Boating is a big part of life here and indeed the shores of the Halifax River are punctuated with many yacht clubs and marinas. Halifax Harbor Marina, located in the heart of Daytona Beach, is one such place. Considered one of the finest marinas in America, you can dock your boat here for a short or long stay. Just a quick ride to the open ocean, you can bet they offer lots of amenities. Even if you don’t pull up to–or visit–this marina, be sure to take in adjacent Halifax Harbor Park and the riverfront. The Daytona Halifax Chamber is also nearby, so stop in there to find out more about all that the area has to offer.

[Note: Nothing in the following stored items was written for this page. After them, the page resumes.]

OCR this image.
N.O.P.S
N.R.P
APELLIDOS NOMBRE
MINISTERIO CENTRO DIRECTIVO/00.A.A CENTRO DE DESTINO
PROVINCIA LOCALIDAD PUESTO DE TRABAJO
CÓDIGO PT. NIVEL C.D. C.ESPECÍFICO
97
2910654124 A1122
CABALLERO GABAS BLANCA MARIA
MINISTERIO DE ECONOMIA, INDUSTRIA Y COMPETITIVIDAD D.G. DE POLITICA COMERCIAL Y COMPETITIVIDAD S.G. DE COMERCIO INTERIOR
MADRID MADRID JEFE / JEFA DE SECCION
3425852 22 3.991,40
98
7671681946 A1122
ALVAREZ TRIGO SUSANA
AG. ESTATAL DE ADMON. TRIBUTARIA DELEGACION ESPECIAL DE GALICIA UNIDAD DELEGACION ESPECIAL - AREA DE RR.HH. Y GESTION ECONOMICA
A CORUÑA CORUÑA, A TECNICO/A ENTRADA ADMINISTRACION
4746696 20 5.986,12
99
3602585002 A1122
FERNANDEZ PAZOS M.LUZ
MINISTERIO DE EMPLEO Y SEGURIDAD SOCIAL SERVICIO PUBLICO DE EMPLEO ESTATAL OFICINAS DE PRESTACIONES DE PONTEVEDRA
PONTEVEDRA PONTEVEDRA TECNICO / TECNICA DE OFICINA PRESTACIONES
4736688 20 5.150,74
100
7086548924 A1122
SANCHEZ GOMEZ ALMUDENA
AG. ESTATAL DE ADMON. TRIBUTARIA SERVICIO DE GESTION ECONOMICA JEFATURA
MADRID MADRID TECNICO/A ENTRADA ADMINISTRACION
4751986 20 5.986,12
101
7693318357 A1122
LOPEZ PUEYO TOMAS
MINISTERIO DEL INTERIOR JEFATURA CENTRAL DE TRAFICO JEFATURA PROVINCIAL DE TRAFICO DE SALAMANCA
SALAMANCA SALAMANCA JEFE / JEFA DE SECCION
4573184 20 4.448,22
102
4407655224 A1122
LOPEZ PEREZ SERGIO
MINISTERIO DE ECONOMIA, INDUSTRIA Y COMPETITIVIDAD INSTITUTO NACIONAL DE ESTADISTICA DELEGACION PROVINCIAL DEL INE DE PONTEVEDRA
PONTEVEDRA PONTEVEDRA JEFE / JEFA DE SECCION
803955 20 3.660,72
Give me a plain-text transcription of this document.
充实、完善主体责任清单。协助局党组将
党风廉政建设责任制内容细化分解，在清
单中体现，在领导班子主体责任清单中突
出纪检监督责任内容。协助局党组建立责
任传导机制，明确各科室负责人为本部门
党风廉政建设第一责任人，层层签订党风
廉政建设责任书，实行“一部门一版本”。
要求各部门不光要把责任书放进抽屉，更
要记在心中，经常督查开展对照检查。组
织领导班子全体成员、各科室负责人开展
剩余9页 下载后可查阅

Daytona’s super wide, twenty-three-mile stretch of hard-packed sand beach is largely responsible for making it what it is today:a terrific play land for beach and car enthusiasts that facilitates fun all year long. With the glorious Florida sun and the magnificent Atlantic Ocean as its cohorts, Daytona Beach marries its natural beauty with manmade events and attractions to achieve a winning combo for young and old. This has been the case for well over a century.
It was in 1902 that pioneers in the automobile and motorcycle industries began testing their vehicles along Daytona Beach. Breaking land speed records was most often the goal and not surprisingly each year and each new development typically upped the ante. Several lives were lost along the way yet the racing continued. It finally ceased in 1935, when renowned Daytona Beach aficionado Malcolm Campbell hit a whopping 276.816 mph–yowza!